When we got up, we had breakfast. Today was beautiful. Finally. There were a few clouds, but overall we could finally see the views we had been working so hard to earn. We left late, and then climbed up even higher. Once we got over the pass, it was a long downhill to Les Ville des Glaciers. That took about three hours. A half hour later we got to Les Mottets. The place was packed already, but I went in and cancelled my reservation. It was too early to stop on such a nice day.
Then up, up, up for the Col de Seigne. It took about two hours of solid climbing to get there, but we were able to cross the border into Italy. It became a special challenge to keep going because there was a tour group of 15 people right behind us. You don’t want to let that pass you or you’ll never get ahead of them.
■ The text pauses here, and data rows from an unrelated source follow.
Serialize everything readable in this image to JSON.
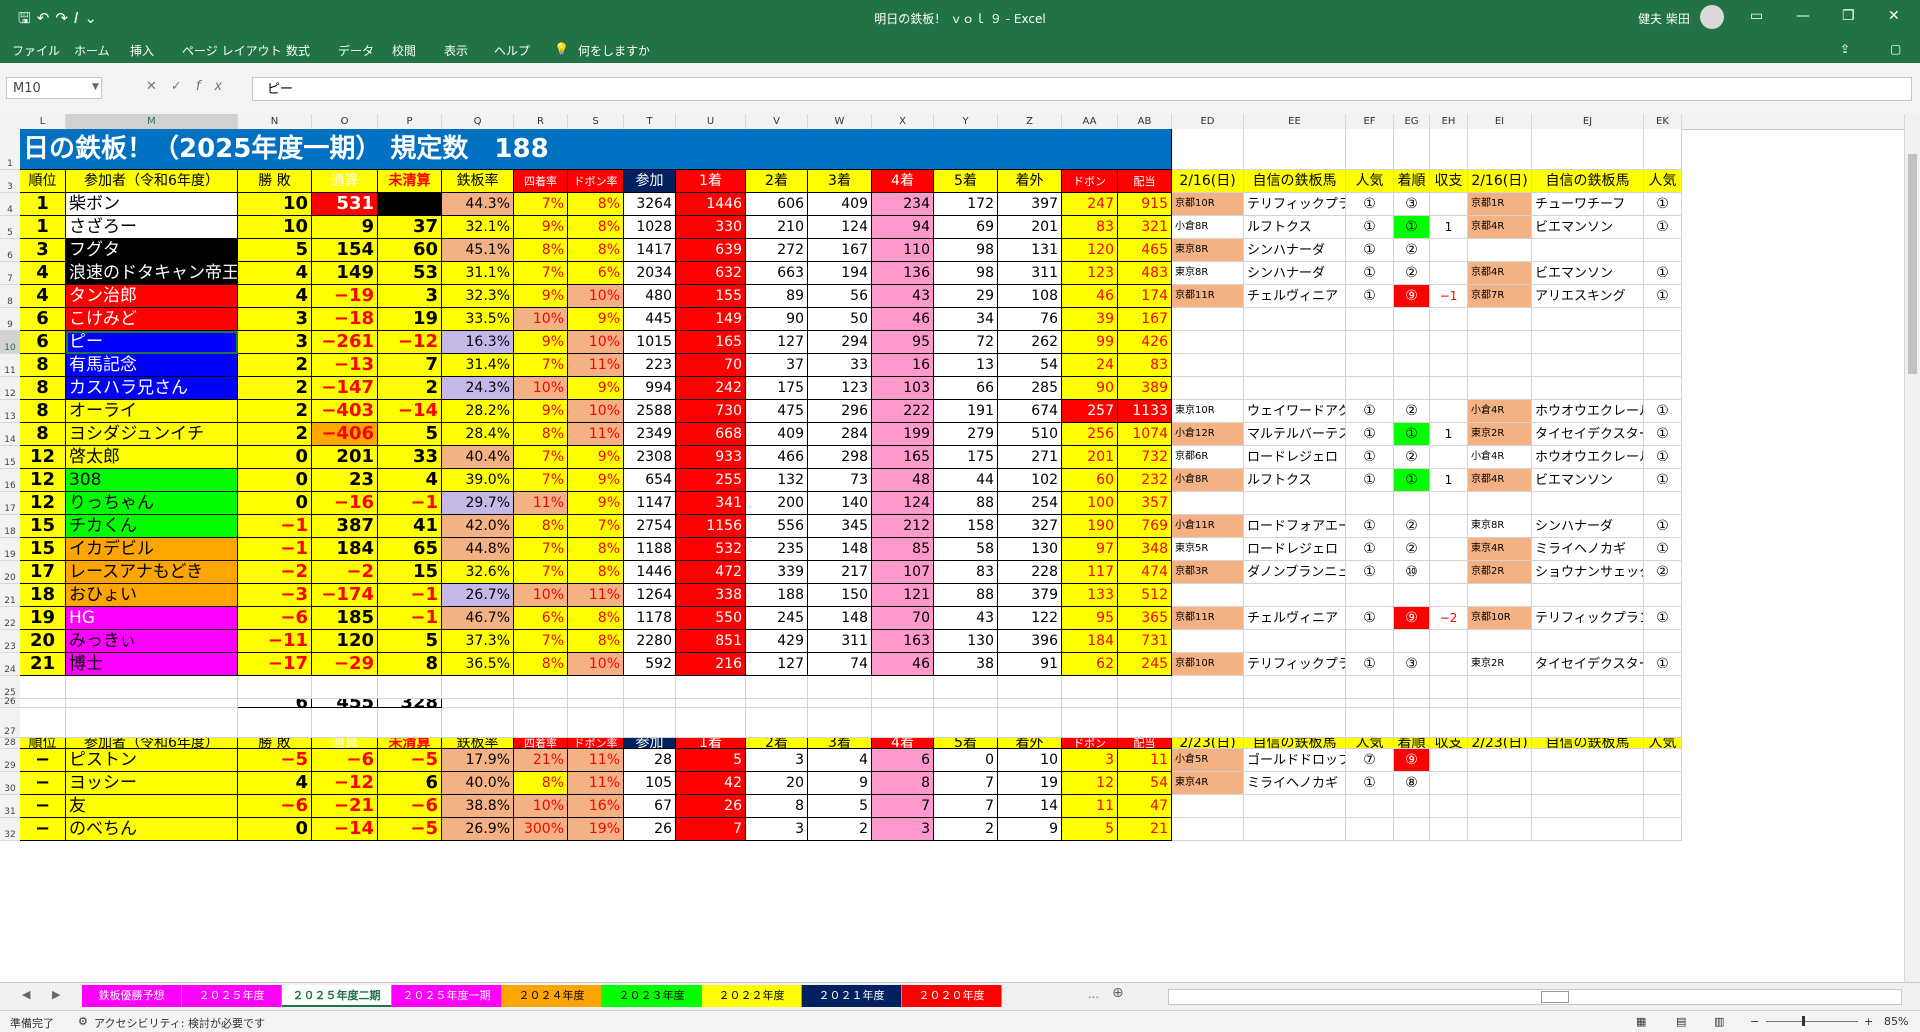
{
  "window": {
    "title": "明日の鉄板！ ｖｏｌ ９ - Excel",
    "user": "健夫 柴田",
    "qat_icons": [
      "save-icon",
      "undo-icon",
      "redo-icon",
      "italic-icon",
      "customize-icon"
    ]
  },
  "ribbon": {
    "tabs": [
      "ファイル",
      "ホーム",
      "挿入",
      "ページ レイアウト",
      "数式",
      "データ",
      "校閲",
      "表示",
      "ヘルプ"
    ],
    "tell_me": "何をしますか"
  },
  "formula_bar": {
    "name_box": "M10",
    "content": "ピー"
  },
  "columns": [
    "L",
    "M",
    "N",
    "O",
    "P",
    "Q",
    "R",
    "S",
    "T",
    "U",
    "V",
    "W",
    "X",
    "Y",
    "Z",
    "AA",
    "AB",
    "ED",
    "EE",
    "EF",
    "EG",
    "EH",
    "EI",
    "EJ",
    "EK"
  ],
  "row_numbers": [
    "1",
    "3",
    "4",
    "5",
    "6",
    "7",
    "8",
    "9",
    "10",
    "11",
    "12",
    "13",
    "14",
    "15",
    "16",
    "17",
    "18",
    "19",
    "20",
    "21",
    "22",
    "23",
    "24",
    "25",
    "26",
    "27",
    "28",
    "29",
    "30",
    "31",
    "32"
  ],
  "banner": "日の鉄板！（2025年度一期）  規定数　188",
  "table1": {
    "headers": [
      "順位",
      "参加者（令和6年度）",
      "勝 敗",
      "通算",
      "未清算",
      "鉄板率",
      "四着率",
      "ドボン率",
      "参加",
      "1着",
      "2着",
      "3着",
      "4着",
      "5着",
      "着外",
      "ドボン",
      "配当",
      "2/16(日)",
      "自信の鉄板馬",
      "人気",
      "着順",
      "収支",
      "2/16(日)",
      "自信の鉄板馬",
      "人気"
    ],
    "rows": [
      [
        "1",
        "柴ボン",
        "10",
        "531",
        "",
        "44.3%",
        "7%",
        "8%",
        "3264",
        "1446",
        "606",
        "409",
        "234",
        "172",
        "397",
        "247",
        "915",
        "京都10R",
        "テリフィックプラン",
        "①",
        "③",
        "",
        "京都1R",
        "チューワチーフ",
        "①"
      ],
      [
        "1",
        "さざろー",
        "10",
        "9",
        "37",
        "32.1%",
        "9%",
        "8%",
        "1028",
        "330",
        "210",
        "124",
        "94",
        "69",
        "201",
        "83",
        "321",
        "小倉8R",
        "ルフトクス",
        "①",
        "①",
        "1",
        "京都4R",
        "ビエマンソン",
        "①"
      ],
      [
        "3",
        "フグタ",
        "5",
        "154",
        "60",
        "45.1%",
        "8%",
        "8%",
        "1417",
        "639",
        "272",
        "167",
        "110",
        "98",
        "131",
        "120",
        "465",
        "東京8R",
        "シンハナーダ",
        "①",
        "②",
        "",
        "",
        "",
        ""
      ],
      [
        "4",
        "浪速のドタキャン帝王",
        "4",
        "149",
        "53",
        "31.1%",
        "7%",
        "6%",
        "2034",
        "632",
        "663",
        "194",
        "136",
        "98",
        "311",
        "123",
        "483",
        "東京8R",
        "シンハナーダ",
        "①",
        "②",
        "",
        "京都4R",
        "ビエマンソン",
        "①"
      ],
      [
        "4",
        "タン治郎",
        "4",
        "−19",
        "3",
        "32.3%",
        "9%",
        "10%",
        "480",
        "155",
        "89",
        "56",
        "43",
        "29",
        "108",
        "46",
        "174",
        "京都11R",
        "チェルヴィニア",
        "①",
        "⑨",
        "−1",
        "京都7R",
        "アリエスキング",
        "①"
      ],
      [
        "6",
        "こけみど",
        "3",
        "−18",
        "19",
        "33.5%",
        "10%",
        "9%",
        "445",
        "149",
        "90",
        "50",
        "46",
        "34",
        "76",
        "39",
        "167",
        "",
        "",
        "",
        "",
        "",
        "",
        "",
        ""
      ],
      [
        "6",
        "ピー",
        "3",
        "−261",
        "−12",
        "16.3%",
        "9%",
        "10%",
        "1015",
        "165",
        "127",
        "294",
        "95",
        "72",
        "262",
        "99",
        "426",
        "",
        "",
        "",
        "",
        "",
        "",
        "",
        ""
      ],
      [
        "8",
        "有馬記念",
        "2",
        "−13",
        "7",
        "31.4%",
        "7%",
        "11%",
        "223",
        "70",
        "37",
        "33",
        "16",
        "13",
        "54",
        "24",
        "83",
        "",
        "",
        "",
        "",
        "",
        "",
        "",
        ""
      ],
      [
        "8",
        "カスハラ兄さん",
        "2",
        "−147",
        "2",
        "24.3%",
        "10%",
        "9%",
        "994",
        "242",
        "175",
        "123",
        "103",
        "66",
        "285",
        "90",
        "389",
        "",
        "",
        "",
        "",
        "",
        "",
        "",
        ""
      ],
      [
        "8",
        "オーライ",
        "2",
        "−403",
        "−14",
        "28.2%",
        "9%",
        "10%",
        "2588",
        "730",
        "475",
        "296",
        "222",
        "191",
        "674",
        "257",
        "1133",
        "東京10R",
        "ウェイワードアクト",
        "①",
        "②",
        "",
        "小倉4R",
        "ホウオウエクレール",
        "①"
      ],
      [
        "8",
        "ヨシダジュンイチ",
        "2",
        "−406",
        "5",
        "28.4%",
        "8%",
        "11%",
        "2349",
        "668",
        "409",
        "284",
        "199",
        "279",
        "510",
        "256",
        "1074",
        "小倉12R",
        "マルテルバーテスク",
        "①",
        "①",
        "1",
        "東京2R",
        "タイセイデクスター",
        "①"
      ],
      [
        "12",
        "啓太郎",
        "0",
        "201",
        "33",
        "40.4%",
        "7%",
        "9%",
        "2308",
        "933",
        "466",
        "298",
        "165",
        "175",
        "271",
        "201",
        "732",
        "京都6R",
        "ロードレジェロ",
        "①",
        "②",
        "",
        "小倉4R",
        "ホウオウエクレール",
        "①"
      ],
      [
        "12",
        "308",
        "0",
        "23",
        "4",
        "39.0%",
        "7%",
        "9%",
        "654",
        "255",
        "132",
        "73",
        "48",
        "44",
        "102",
        "60",
        "232",
        "小倉8R",
        "ルフトクス",
        "①",
        "①",
        "1",
        "京都4R",
        "ビエマンソン",
        "①"
      ],
      [
        "12",
        "りっちゃん",
        "0",
        "−16",
        "−1",
        "29.7%",
        "11%",
        "9%",
        "1147",
        "341",
        "200",
        "140",
        "124",
        "88",
        "254",
        "100",
        "357",
        "",
        "",
        "",
        "",
        "",
        "",
        "",
        ""
      ],
      [
        "15",
        "チカくん",
        "−1",
        "387",
        "41",
        "42.0%",
        "8%",
        "7%",
        "2754",
        "1156",
        "556",
        "345",
        "212",
        "158",
        "327",
        "190",
        "769",
        "小倉11R",
        "ロードフォアエース",
        "①",
        "②",
        "",
        "東京8R",
        "シンハナーダ",
        "①"
      ],
      [
        "15",
        "イカデビル",
        "−1",
        "184",
        "65",
        "44.8%",
        "7%",
        "8%",
        "1188",
        "532",
        "235",
        "148",
        "85",
        "58",
        "130",
        "97",
        "348",
        "東京5R",
        "ロードレジェロ",
        "①",
        "②",
        "",
        "東京4R",
        "ミライヘノカギ",
        "①"
      ],
      [
        "17",
        "レースアナもどき",
        "−2",
        "−2",
        "15",
        "32.6%",
        "7%",
        "8%",
        "1446",
        "472",
        "339",
        "217",
        "107",
        "83",
        "228",
        "117",
        "474",
        "京都3R",
        "ダノンブランニュ",
        "①",
        "⑩",
        "",
        "京都2R",
        "ショウナンサェッタ",
        "②"
      ],
      [
        "18",
        "おひょい",
        "−3",
        "−174",
        "−1",
        "26.7%",
        "10%",
        "11%",
        "1264",
        "338",
        "188",
        "150",
        "121",
        "88",
        "379",
        "133",
        "512",
        "",
        "",
        "",
        "",
        "",
        "",
        "",
        ""
      ],
      [
        "19",
        "HG",
        "−6",
        "185",
        "−1",
        "46.7%",
        "6%",
        "8%",
        "1178",
        "550",
        "245",
        "148",
        "70",
        "43",
        "122",
        "95",
        "365",
        "京都11R",
        "チェルヴィニア",
        "①",
        "⑨",
        "−2",
        "京都10R",
        "テリフィックプラン",
        "①"
      ],
      [
        "20",
        "みっきぃ",
        "−11",
        "120",
        "5",
        "37.3%",
        "7%",
        "8%",
        "2280",
        "851",
        "429",
        "311",
        "163",
        "130",
        "396",
        "184",
        "731",
        "",
        "",
        "",
        "",
        "",
        "",
        "",
        ""
      ],
      [
        "21",
        "博士",
        "−17",
        "−29",
        "8",
        "36.5%",
        "8%",
        "10%",
        "592",
        "216",
        "127",
        "74",
        "46",
        "38",
        "91",
        "62",
        "245",
        "京都10R",
        "テリフィックプラン",
        "①",
        "③",
        "",
        "東京2R",
        "タイセイデクスター",
        "①"
      ]
    ],
    "totals": [
      "6",
      "455",
      "328"
    ]
  },
  "table2": {
    "headers": [
      "順位",
      "参加者（令和6年度）",
      "勝 敗",
      "通算",
      "未清算",
      "鉄板率",
      "四着率",
      "ドボン率",
      "参加",
      "1着",
      "2着",
      "3着",
      "4着",
      "5着",
      "着外",
      "ドボン",
      "配当",
      "2/23(日)",
      "自信の鉄板馬",
      "人気",
      "着順",
      "収支",
      "2/23(日)",
      "自信の鉄板馬",
      "人気"
    ],
    "rows": [
      [
        "−",
        "ピストン",
        "−5",
        "−6",
        "−5",
        "17.9%",
        "21%",
        "11%",
        "28",
        "5",
        "3",
        "4",
        "6",
        "0",
        "10",
        "3",
        "11",
        "小倉5R",
        "ゴールドドロップ",
        "⑦",
        "⑨",
        "",
        "",
        "",
        ""
      ],
      [
        "−",
        "ヨッシー",
        "4",
        "−12",
        "6",
        "40.0%",
        "8%",
        "11%",
        "105",
        "42",
        "20",
        "9",
        "8",
        "7",
        "19",
        "12",
        "54",
        "東京4R",
        "ミライヘノカギ",
        "①",
        "⑧",
        "",
        "",
        "",
        ""
      ],
      [
        "−",
        "友",
        "−6",
        "−21",
        "−6",
        "38.8%",
        "10%",
        "16%",
        "67",
        "26",
        "8",
        "5",
        "7",
        "7",
        "14",
        "11",
        "47",
        "",
        "",
        "",
        "",
        "",
        "",
        "",
        ""
      ],
      [
        "−",
        "のべちん",
        "0",
        "−14",
        "−5",
        "26.9%",
        "300%",
        "19%",
        "26",
        "7",
        "3",
        "2",
        "3",
        "2",
        "9",
        "5",
        "21",
        "",
        "",
        "",
        "",
        "",
        "",
        "",
        ""
      ]
    ]
  },
  "sheet_tabs": [
    "鉄板優勝予想",
    "２０２５年度",
    "２０２５年度二期",
    "２０２５年度一期",
    "２０２４年度",
    "２０２３年度",
    "２０２２年度",
    "２０２１年度",
    "２０２０年度"
  ],
  "active_tab": "２０２５年度二期",
  "status": {
    "ready": "準備完了",
    "accessibility": "アクセシビリティ: 検討が必要です",
    "zoom": "85%"
  },
  "colors": {
    "excel_green": "#217346",
    "yellow": "#ffff00",
    "red": "#ff0000",
    "pink": "#ff99cc",
    "salmon": "#f4b183",
    "lavender": "#c5b8e8",
    "orange": "#ffa500",
    "green": "#00ff00",
    "magenta": "#ff00ff",
    "blue": "#0000ff",
    "dark_blue": "#002060",
    "banner_blue": "#0070c0"
  }
}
The views down into Italy were great, and it was all downhill. We even got a car ride from some nice people for the last half kilometer.
We learned that Italy is in the middle of a dumb experiment. They are stopping all bus service in Courmayeur and surrounding villages for September until December. As part of our plan to do this hike involves skipping boring parts and using the bus, this is suddenly becoming expensive. Even our taxi driver acknowledge it was dumb, even if it is helping him earn even more money.
We didn’t even try to go to a hostel. We’ve been burned too much on that. So instead we went to a hotel. It was somewhat hard to find as we were using a local to phone for us, and one of the first that had vacancy was charging €1,100 a night. Which is a little steep. But we have a nice one now with a raging river just outside.
2015-9-4 23:42
What on earth is their reasoning for stopping bus service?? Glad you’ve been finding places to sleep… eventually.